Prologis sees power inside SEGRO

Prologis sees power inside SEGRO

Prologis’s rejected £12.6bn SEGRO approach puts power-rich land and data centre pipelines into takeover territory.

Prologis sees power inside SEGRO
Summary
  • Prologis has disclosed an indicative all-share proposal for SEGRO, valuing the company at about £12.6bn.
  • SEGRO rejected the approach, with Prologis required to make a firm offer or walk away by 22 July 2026.
  • Prologis specifically highlighted SEGRO’s development, power, and data centre opportunities as part of the strategic rationale.

Prologis has disclosed an indicative all-share proposal for SEGRO, valuing the UK-listed industrial property group at approximately £12.6bn and pulling data centre pipeline value into a public takeover timetable.

The proposal was sent to SEGRO’s board on 16 June and rejected on 23 June. Under the terms set out by Prologis, SEGRO shareholders would receive 0.084 new Prologis shares for each SEGRO share. Based on Prologis’s share price and the relevant exchange rate at market close on 23 June, the proposal implied a value of 925p per SEGRO share.

Prologis said the approach represented a 24.6% premium to SEGRO’s closing share price on 23 June and valued the company in line with its last reported EPRA net tangible assets per share at 31 December 2025. SEGRO shareholders would own about 10.5% of the enlarged Prologis share capital if a deal completed.
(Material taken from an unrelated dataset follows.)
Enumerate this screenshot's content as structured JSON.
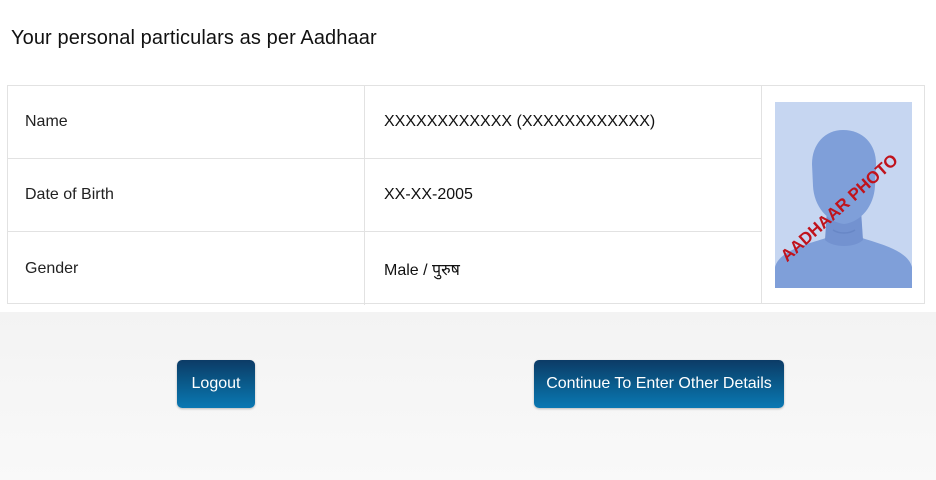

The Rule 2.4 announcement gives Prologis until 5pm London time on 22 July 2026 to announce a firm intention to make an offer or state that it does not intend to do so, unless the Takeover Panel extends the deadline.

Land value now includes megawatts

Prologis and SEGRO are industrial real estate businesses, not data centre operators. Yet Prologis’s rationale explicitly refers to SEGRO’s development, power, and data centre opportunities. That framing shows how data centre demand is changing the valuation of industrial land and logistics estates.

Warehouses, business parks, and industrial estates close to major demand centres can carry hidden value if they also have access to power, fibre, planning precedent, and developable land. In older real estate models, a site might be assessed around logistics rent, location, and occupancy. In the AI infrastructure market, the same site may also be valued for the megawatts it can unlock.

SEGRO’s Slough Trading Estate sits at the centre of that shift. Slough is one of Europe’s most important data centre clusters, shaped by proximity to London, strong connectivity, and substantial electricity infrastructure. As AI and cloud demand increase, the estate’s power position becomes a strategic asset rather than a background utility detail.

Prologis argues that its global platform, balance sheet strength, and access to capital could accelerate delivery of SEGRO’s development and data centre pipeline. The logic is financial as much as operational. Data centre developments require large upfront capital, long delivery programmes, and confidence that power, planning, and customer commitments will arrive in the right sequence.

A pipeline still has to become capacity

The hard part is turning pipeline value into operational capacity. Land near a strong market is not enough. Developers need substations, connection agreements, planning consent, transformer supply, cooling design, construction labour, tenant demand, and finance that can withstand a long build cycle.

That is why data centre optionality is becoming harder to price. A site with a clear grid connection date, planning support, and a credible customer path is a different asset from land described as capable of future data centre use. The difference can decide whether a pipeline deserves a premium or a discount.

Prologis’s proposal also arrives in a UK market where listed real estate companies have often traded below reported asset value. The added data centre component gives investors another lens through which to view the gap between share price and underlying assets. If power-led land has not been fully priced, strategic buyers may try to capture that value before it becomes more visible.

SEGRO’s rejection keeps the process open. Shareholders now have a deadline, a disclosed premium, and a strategic argument built around scale, capital access, and data centre opportunity. Rival interest is possible, although no firm offer has yet been made.

For the data centre sector, the approach is a reminder that capacity growth can start long before a data hall is designed. Control of the estate, the grid route, and the capital stack can determine where the next campus is built. In Slough and other constrained European markets, the landowner with power may hold the most valuable part of the chain.